Ancient Filipino writing systems that aren’t Baybayin

Baybayin is just one of at least 16 different writing systems that were used in pre-colonial Philippines. Illustration by ELLE BATTUNG via cnnphilippines

By Chang Casal/CNNPhilippines.com – When a House committee approved the “National Writing System Act”, which seeks to declare Baybayin as the country’s national writing system and aims to put the script to use in street signs, public facilities, government halls, publications, and even food labels, many linguists, historians, and even average Filipinos got upset, to say the least. Baybayin has enjoyed a resurgence over the past few years, with many Filipinos taking an interest in learning the script as a means of tracing one’s roots and connecting with one’s culture.
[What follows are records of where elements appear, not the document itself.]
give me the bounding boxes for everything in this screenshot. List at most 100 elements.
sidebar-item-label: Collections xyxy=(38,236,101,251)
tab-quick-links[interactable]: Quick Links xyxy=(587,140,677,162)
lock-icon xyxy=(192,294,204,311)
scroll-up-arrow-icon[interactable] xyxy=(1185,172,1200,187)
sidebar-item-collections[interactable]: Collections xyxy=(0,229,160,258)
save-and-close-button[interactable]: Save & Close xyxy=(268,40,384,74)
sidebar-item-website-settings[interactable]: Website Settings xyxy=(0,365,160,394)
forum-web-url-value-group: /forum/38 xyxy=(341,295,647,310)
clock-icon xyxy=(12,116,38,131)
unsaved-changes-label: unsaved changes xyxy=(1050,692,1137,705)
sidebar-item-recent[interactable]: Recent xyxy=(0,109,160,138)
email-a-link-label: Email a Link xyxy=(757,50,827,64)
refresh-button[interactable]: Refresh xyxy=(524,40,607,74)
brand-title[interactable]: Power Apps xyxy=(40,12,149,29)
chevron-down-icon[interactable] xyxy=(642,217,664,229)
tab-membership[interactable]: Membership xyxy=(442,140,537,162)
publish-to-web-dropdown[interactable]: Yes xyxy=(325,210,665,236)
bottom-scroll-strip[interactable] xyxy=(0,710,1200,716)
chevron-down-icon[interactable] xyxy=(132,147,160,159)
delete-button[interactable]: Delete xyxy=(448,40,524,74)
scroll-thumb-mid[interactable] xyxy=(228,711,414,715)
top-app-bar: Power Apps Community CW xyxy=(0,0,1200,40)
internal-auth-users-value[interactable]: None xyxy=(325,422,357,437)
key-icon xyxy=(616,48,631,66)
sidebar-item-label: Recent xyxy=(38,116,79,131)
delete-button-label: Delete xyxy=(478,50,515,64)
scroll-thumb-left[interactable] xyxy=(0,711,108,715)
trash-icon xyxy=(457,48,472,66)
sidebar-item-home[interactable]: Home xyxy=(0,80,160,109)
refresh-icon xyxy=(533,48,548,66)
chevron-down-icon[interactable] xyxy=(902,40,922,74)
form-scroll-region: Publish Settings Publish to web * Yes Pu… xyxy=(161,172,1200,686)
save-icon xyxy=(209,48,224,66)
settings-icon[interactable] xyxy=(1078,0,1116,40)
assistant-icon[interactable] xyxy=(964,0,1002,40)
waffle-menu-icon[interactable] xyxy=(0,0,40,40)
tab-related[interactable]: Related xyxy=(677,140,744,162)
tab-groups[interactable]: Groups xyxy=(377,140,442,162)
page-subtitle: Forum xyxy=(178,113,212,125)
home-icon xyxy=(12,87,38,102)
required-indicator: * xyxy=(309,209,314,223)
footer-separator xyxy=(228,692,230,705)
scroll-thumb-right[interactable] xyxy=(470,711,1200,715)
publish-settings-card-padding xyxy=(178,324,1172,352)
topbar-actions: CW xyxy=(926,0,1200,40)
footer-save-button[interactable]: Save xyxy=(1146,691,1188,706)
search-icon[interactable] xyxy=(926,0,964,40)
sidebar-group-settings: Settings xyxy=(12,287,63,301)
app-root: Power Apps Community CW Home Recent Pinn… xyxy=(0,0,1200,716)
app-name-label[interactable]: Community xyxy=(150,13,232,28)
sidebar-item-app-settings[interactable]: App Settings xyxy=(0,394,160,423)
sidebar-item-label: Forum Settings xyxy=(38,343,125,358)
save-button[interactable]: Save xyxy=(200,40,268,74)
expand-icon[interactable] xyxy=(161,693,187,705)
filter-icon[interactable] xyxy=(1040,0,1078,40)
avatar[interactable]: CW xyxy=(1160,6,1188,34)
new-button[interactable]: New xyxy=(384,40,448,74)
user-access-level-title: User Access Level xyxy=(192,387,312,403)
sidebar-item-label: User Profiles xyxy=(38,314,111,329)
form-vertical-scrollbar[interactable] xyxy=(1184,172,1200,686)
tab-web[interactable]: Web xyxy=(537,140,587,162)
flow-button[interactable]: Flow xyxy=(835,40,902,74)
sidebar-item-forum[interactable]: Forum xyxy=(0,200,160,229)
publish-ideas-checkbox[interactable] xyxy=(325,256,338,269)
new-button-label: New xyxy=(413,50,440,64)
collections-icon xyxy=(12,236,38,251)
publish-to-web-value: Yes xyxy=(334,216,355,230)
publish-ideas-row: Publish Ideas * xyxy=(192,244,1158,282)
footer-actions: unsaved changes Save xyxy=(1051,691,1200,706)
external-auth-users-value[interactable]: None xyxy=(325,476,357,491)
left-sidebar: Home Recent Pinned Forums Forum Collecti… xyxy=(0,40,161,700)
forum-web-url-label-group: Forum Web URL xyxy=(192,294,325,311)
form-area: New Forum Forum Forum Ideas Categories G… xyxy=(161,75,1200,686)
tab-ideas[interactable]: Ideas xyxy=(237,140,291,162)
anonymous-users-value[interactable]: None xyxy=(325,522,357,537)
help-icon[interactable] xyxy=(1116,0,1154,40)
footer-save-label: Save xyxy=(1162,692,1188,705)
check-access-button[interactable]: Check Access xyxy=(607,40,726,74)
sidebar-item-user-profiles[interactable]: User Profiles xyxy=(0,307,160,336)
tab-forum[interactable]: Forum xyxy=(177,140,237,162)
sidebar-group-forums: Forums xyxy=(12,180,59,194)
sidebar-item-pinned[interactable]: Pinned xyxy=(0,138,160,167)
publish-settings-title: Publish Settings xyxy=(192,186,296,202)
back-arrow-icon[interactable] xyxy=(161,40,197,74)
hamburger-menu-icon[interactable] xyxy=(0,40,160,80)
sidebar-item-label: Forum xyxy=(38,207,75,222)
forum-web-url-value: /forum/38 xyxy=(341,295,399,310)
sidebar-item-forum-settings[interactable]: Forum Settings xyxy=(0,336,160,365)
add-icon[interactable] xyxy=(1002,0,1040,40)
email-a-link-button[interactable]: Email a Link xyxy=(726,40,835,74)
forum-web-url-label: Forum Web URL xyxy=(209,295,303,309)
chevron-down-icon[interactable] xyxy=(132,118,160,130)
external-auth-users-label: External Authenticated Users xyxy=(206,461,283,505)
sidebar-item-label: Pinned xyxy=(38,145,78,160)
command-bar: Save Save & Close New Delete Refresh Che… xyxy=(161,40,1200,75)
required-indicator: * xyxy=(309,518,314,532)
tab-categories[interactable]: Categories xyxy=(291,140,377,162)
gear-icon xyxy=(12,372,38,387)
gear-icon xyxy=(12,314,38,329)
According to Leo Emmanuel Castro of Sanghabi, an NGO which conducts research and workshops on Filipino culture, most of the people who took an interest in Baybayin in the early days of its resurgence some five to 10 years ago were Fil-Ams. “Kasi ito ‘yung mga tao who grew up in an American society and their parents did not teach them the culture of their parents. So nagkaroon ng tension between their identities,” he says. “They began looking for their roots.”

Castro says another catalyst for the renewed interest in the ancient script was the boom of arts and crafts and calligraphy in the country. As Filipino calligraphers wanted to hone their skills, they sought out a writing system they could identify with instead of practicing in Japanese or Korean, which they could not understand. Fast forward to today and Baybayin can be found on T-shirts, jewelry, and even on tattoos.